Die andere Front ist nicht weniger brisant, denn es stimmt ja: alle wichtigen Elemente des Glaubens wirken unlogisch und sind dem Verstand nicht ohne weiteres zugänglich. Unfassbar, was diese Christen glauben und bekennen: Dass Gott selbst nach einer Empfängnis ohne Beteiligung eines Mannes in einem Stall als Baby zur Welt gekommen sei. Dass ausgerechnet das erbärmliche Sterben von Jesus auf einem Hügel bei Jerusalem die Rettung der ganzen Welt bedeute. Dass er anschließend von den Toten auferstanden sei. Und so weiter. – Ja geht es noch verrückter? Wer soll denn so etwas glauben?
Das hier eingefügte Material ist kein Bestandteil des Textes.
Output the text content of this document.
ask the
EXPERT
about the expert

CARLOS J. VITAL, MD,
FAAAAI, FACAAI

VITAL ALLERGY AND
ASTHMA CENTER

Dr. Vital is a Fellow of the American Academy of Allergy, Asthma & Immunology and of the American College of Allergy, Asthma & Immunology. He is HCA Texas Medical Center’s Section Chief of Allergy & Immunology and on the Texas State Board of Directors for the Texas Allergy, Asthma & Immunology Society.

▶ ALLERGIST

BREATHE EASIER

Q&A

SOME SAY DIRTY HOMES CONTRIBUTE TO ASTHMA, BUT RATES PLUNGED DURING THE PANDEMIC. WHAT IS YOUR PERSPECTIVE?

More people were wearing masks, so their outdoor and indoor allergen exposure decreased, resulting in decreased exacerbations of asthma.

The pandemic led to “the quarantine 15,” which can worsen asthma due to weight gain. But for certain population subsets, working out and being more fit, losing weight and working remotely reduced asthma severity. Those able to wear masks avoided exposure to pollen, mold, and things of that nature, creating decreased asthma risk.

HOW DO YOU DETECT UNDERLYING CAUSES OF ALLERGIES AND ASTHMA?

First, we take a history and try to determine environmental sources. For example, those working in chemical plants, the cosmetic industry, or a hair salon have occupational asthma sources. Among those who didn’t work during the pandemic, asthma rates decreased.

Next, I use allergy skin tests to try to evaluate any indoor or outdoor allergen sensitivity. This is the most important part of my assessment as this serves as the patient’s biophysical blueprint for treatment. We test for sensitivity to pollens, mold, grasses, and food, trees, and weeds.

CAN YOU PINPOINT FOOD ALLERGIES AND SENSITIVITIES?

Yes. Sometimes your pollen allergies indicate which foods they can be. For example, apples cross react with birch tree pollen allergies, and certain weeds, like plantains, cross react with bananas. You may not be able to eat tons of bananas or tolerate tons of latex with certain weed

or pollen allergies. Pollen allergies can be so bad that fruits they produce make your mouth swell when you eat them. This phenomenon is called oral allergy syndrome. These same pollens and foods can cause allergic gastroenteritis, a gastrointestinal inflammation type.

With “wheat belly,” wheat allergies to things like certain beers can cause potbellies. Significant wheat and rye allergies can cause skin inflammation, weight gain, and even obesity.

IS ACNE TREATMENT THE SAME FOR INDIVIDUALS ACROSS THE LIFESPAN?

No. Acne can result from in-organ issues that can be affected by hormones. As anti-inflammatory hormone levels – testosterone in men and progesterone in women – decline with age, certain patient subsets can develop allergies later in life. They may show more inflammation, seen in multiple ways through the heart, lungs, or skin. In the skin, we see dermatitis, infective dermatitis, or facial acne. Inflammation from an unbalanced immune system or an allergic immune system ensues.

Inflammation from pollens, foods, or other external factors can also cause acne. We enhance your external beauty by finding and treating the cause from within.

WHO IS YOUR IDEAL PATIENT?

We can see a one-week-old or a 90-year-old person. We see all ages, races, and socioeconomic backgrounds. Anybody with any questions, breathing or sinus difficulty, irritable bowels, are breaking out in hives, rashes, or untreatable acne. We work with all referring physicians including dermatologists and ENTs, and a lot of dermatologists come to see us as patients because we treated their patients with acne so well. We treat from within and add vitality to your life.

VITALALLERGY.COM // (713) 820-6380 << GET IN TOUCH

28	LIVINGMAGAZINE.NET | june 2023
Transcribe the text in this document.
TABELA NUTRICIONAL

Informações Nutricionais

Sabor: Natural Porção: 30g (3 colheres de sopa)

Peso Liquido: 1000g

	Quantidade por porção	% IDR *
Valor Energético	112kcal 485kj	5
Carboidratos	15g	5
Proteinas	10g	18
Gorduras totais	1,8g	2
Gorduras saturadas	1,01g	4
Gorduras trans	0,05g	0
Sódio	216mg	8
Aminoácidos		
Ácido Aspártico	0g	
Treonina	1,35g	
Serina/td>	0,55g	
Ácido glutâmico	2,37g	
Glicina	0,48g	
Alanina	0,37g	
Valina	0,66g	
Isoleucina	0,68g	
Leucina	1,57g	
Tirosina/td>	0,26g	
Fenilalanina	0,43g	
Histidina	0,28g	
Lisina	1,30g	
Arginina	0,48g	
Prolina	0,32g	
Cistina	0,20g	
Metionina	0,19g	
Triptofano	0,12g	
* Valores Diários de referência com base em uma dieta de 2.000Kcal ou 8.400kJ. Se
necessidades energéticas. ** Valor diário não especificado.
In unserer Zeit kommt noch hinzu, dass die Themen des Evangeliums viele Zeitgenossen überhaupt nicht interessieren. Ob Jesus auferstanden ist oder nicht? Mag sein. Für mich ist es nicht wichtig. Mich interessiert vielmehr: Wie bewältige ich meine Krisen und Konflikte? Was macht mich erfolgreicher, schöner, glücklicher und zufriedener?

Und doch gibt es immer noch und immer wieder neu Menschen, die wissen, dass wir uns letztlich die Welt nicht selbst erklären können und uns auch nicht selbst von unserer Unzulänglichkeit und Begrenztheit befreien können. Dass wir Gott brauchen, um mitten in Unsicherheit und Verwirrung Kurs zu halten. – Ein Gutes hat die Coronakrise immerhin. Nie war es so einfach, am Sonntagmorgen zum Beispiel über Youtube an einem inspirierenden Gottesdienst teilzunehmen. Ich freu mich schon darauf.